The announcement followed last month's trip by Afghan President Hamid Karzai to Pakistan, where he sought the handover of some Afghan insurgents as part of the stalled peace process.
Both Karzai and the United States want Pakistan to hand the insurgents directly to the Afghan authorities, but on Saturday, a group of seven Taliban was simply allowed to walk out of their cells into Pakistan.
"In order to further facilitate the Afghan reconciliation process, Pakistan is releasing seven Taliban detainees," the Pakistani foreign ministry said in a statement.
A ministry spokesman separately said all seven, including a senior commander called Mansoor Dadullah, were freed on Saturday.
Asked if they had been handed over to the Afghan authorities or were just released in Pakistan, the spokesman said: "Just released."
The releases received a lukewarm reception in Afghanistan, with the government describing it as a "small step" and calling for the release of more senior Taliban members.
Pakistan is key to the fate of U.S. and Afghan efforts to bring stability to Afghanistan, a challenge gaining urgency as the end of the U.S. combat mission in 2014 draws closer.

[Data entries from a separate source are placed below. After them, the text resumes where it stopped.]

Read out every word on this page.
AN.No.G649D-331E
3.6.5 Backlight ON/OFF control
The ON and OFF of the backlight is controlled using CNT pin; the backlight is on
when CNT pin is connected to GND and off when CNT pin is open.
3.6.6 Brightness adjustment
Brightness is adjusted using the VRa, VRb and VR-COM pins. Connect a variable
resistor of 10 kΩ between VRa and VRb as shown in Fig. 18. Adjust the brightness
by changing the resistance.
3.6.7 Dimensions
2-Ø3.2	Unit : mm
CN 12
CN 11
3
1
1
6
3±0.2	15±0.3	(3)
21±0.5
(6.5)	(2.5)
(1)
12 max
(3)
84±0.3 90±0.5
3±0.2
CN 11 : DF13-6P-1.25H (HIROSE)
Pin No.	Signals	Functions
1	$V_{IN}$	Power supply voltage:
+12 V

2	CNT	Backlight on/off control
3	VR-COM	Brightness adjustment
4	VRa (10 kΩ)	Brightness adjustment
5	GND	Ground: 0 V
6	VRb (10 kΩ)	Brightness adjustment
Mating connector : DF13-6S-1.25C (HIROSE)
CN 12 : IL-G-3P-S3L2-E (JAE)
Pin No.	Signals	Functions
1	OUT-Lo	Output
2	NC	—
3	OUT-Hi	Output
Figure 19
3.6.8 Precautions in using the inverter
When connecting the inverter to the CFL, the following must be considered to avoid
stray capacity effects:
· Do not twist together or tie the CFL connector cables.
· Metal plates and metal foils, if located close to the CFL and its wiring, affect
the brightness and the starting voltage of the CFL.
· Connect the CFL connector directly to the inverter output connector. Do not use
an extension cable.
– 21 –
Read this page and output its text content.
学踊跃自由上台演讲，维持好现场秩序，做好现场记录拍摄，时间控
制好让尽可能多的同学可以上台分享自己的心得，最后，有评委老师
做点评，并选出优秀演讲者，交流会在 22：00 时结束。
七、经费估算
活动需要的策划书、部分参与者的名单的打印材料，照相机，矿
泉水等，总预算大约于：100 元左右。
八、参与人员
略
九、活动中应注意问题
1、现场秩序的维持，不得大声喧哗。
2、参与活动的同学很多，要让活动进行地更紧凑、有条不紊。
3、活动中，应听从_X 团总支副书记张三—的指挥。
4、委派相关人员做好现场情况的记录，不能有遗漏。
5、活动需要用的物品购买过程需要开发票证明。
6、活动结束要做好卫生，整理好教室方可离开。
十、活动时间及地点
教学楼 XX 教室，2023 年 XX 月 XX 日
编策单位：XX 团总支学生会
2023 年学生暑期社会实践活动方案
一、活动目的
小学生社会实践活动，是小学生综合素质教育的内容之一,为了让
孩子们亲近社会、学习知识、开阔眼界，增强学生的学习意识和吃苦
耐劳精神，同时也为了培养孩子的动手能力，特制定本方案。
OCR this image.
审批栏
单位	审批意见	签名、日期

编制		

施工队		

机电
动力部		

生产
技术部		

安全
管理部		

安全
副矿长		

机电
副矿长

But mutual suspicions between Afghanistan and its nuclear-armed neighbor have hampered efforts to tackle militancy in one of the world's most explosive regions.
Besides Dadullah, the foreign ministry statement identified the released fighters as Said Wali, Abdul Manan, Karim Agha, Sher Afzal, Gul Muhammad and Muhammad Zai.
"These releases are in addition to twenty-six Taliban detainees released during the last year," it said.